Hello, every one and welcome to catering forum, I have lots of info to share with you. 
I've been through alot since I started catering, corporate dinning. loss of clients. loss of money, not enough help,and tons and tons of other problems. But other then those set backs, theres nothing I would change about this business. I Love It!!!
here we can talk about our business and trends ups and downs, highs and lows and everthing that partains to catering.


----------



## nicko (Oct 5, 2001)

I agree Chef David, I did some private catering for awhile and it is topic that is worthy of it's own forum.

Let the posting begin.

------------------
Thanks,

Nicko
[email protected]


----------



## shroomgirl (Aug 11, 2000)

Congrats! This will be one of my faves I'm sure!


----------



## chef david simpson (Sep 25, 2000)

It's too cool, huh?


----------



## chef david simpson (Sep 25, 2000)

Welcome Sans Souci Chef, I hope you will enjoy our catering forum. We all have good info to share. Again, we welcome you.


----------



## bevreview steve (Jan 11, 2000)

Catering is tough stuff. I've done it on the institutional side and also the corporate outdoor picnic side. Nice forum.


----------



## chef david simpson (Sep 25, 2000)

Thank you chrose, do you have change for a ten?










[This message has been edited by Chef David Simpson (edited 12-11-2000).]


----------



## chef david simpson (Sep 25, 2000)

Margaret, please try not to hurt anyones feelings.


----------



## chef david simpson (Sep 25, 2000)

Margaret, Thank you for your reply. I just don't want any students or such to get discouraged about catering or otherwise. And no, I work in Los Angeles as a on-site off-site caterer for the film industry, as well as a private catering. But, my contract is up in 15 days and I really don't know wether to renew or not. I would like to experience the east coast trends.

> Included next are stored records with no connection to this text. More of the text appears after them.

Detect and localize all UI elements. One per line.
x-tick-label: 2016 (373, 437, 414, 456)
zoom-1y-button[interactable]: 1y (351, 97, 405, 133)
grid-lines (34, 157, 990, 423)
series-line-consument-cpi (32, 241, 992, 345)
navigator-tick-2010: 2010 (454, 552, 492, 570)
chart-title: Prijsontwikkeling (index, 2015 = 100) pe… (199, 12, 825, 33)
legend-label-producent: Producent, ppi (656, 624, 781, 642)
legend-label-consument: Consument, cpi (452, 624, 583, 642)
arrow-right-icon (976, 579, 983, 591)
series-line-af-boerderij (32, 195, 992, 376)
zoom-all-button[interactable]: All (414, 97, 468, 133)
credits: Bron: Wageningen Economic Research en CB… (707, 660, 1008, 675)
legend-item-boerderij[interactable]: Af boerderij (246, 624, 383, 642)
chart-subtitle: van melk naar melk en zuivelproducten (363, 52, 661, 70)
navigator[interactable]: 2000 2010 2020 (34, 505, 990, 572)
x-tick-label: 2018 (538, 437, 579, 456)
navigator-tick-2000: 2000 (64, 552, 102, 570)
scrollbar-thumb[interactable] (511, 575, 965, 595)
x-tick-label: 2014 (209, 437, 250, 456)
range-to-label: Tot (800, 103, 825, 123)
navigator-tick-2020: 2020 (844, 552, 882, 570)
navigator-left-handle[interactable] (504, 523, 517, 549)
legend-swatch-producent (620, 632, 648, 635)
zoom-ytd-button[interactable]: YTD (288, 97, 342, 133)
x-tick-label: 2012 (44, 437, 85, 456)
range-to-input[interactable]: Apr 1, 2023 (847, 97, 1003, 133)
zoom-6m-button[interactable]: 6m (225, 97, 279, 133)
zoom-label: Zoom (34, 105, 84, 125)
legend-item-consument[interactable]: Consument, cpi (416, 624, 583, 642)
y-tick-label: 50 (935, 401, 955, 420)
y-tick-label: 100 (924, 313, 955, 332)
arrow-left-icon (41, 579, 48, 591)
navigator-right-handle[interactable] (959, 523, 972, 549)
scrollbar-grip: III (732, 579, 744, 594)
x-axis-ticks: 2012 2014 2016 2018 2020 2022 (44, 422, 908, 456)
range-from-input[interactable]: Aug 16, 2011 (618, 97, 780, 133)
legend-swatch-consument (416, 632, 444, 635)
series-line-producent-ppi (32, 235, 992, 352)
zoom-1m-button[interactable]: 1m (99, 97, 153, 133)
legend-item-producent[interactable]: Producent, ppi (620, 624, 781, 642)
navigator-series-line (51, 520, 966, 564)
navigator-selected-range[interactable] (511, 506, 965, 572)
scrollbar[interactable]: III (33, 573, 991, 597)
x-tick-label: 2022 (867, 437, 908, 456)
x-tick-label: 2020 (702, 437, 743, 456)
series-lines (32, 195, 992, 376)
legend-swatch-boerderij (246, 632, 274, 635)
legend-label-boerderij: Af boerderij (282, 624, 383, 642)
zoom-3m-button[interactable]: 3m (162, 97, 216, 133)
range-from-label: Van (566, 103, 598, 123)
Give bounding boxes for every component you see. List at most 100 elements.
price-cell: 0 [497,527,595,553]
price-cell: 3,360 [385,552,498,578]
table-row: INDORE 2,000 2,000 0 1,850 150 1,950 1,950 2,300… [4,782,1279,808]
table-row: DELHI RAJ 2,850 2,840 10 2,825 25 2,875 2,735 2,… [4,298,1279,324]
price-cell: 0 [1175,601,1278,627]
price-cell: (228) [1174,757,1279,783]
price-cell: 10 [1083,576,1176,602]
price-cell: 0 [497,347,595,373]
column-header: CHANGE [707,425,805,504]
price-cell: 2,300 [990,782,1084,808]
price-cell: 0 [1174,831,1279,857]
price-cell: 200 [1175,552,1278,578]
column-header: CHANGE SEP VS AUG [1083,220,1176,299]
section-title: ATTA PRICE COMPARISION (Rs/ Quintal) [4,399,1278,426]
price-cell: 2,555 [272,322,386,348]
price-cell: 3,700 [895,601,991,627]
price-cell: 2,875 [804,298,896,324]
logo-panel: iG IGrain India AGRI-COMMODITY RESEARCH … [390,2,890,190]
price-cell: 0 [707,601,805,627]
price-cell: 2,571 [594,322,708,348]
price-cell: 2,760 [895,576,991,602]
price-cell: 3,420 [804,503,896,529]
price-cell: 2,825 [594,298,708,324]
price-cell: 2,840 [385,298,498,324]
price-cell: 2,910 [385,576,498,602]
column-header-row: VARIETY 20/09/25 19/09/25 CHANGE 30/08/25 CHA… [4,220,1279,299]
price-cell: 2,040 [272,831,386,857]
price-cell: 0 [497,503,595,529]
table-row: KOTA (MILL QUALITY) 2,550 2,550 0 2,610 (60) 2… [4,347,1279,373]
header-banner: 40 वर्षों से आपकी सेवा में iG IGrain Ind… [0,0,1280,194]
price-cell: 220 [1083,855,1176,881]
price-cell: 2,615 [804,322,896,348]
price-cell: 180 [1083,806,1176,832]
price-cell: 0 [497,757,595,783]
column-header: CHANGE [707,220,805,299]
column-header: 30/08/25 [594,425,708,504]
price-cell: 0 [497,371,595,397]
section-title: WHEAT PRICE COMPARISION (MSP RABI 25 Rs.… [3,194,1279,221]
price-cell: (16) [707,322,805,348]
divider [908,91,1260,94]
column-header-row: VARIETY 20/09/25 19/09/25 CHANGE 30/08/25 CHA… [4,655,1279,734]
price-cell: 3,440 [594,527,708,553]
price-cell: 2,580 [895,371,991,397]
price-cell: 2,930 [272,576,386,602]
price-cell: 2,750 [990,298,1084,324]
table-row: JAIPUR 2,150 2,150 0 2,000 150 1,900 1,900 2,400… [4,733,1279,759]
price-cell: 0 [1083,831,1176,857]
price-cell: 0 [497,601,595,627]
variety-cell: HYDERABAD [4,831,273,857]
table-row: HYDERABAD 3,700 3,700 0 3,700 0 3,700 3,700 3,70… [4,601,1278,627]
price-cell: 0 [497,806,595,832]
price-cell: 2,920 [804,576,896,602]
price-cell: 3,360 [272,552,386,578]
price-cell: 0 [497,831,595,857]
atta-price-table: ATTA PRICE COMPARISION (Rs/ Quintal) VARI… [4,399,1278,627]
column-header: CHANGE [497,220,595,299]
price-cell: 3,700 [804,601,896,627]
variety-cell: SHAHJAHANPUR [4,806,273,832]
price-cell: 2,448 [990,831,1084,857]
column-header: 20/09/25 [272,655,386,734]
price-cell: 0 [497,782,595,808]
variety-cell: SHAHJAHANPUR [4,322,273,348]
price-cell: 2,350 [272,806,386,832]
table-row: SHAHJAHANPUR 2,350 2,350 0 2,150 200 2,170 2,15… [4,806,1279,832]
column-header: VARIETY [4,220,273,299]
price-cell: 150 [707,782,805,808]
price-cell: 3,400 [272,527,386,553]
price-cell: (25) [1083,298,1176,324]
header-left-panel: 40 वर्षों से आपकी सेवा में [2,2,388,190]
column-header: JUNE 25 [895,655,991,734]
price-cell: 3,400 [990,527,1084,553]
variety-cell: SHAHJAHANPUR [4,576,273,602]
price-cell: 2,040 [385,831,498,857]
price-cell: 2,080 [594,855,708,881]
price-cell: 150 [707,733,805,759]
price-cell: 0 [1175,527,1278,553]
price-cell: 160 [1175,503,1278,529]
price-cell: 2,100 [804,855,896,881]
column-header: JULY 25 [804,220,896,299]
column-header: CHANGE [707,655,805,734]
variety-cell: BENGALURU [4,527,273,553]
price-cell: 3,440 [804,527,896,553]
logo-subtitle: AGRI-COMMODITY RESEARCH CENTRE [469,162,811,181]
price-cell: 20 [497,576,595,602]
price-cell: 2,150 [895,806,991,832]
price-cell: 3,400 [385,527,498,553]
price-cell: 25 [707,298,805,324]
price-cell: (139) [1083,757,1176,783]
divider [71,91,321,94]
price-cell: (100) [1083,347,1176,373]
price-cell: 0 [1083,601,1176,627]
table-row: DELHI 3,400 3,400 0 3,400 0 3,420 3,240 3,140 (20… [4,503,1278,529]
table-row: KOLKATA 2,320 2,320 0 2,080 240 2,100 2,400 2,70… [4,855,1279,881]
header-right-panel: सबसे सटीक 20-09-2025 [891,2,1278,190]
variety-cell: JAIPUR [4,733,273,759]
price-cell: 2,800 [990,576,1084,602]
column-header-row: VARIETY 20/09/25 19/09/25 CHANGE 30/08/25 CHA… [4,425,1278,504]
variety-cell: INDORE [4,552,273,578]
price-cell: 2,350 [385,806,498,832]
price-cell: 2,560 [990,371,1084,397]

[This message has been edited by Chef David Simpson (edited 01-02-2001).]


----------



## chef david simpson (Sep 25, 2000)

Wow! 100 people huh. What I do is prep everything first, then start w/ the stuff you can reheat at the event. Save all the small jobs until get there, like chopping herbs and making finishing sauces. Plan out your cooking times and make notes of every party, so you learn from every thing. Do not bite off more then you can chew!!


----------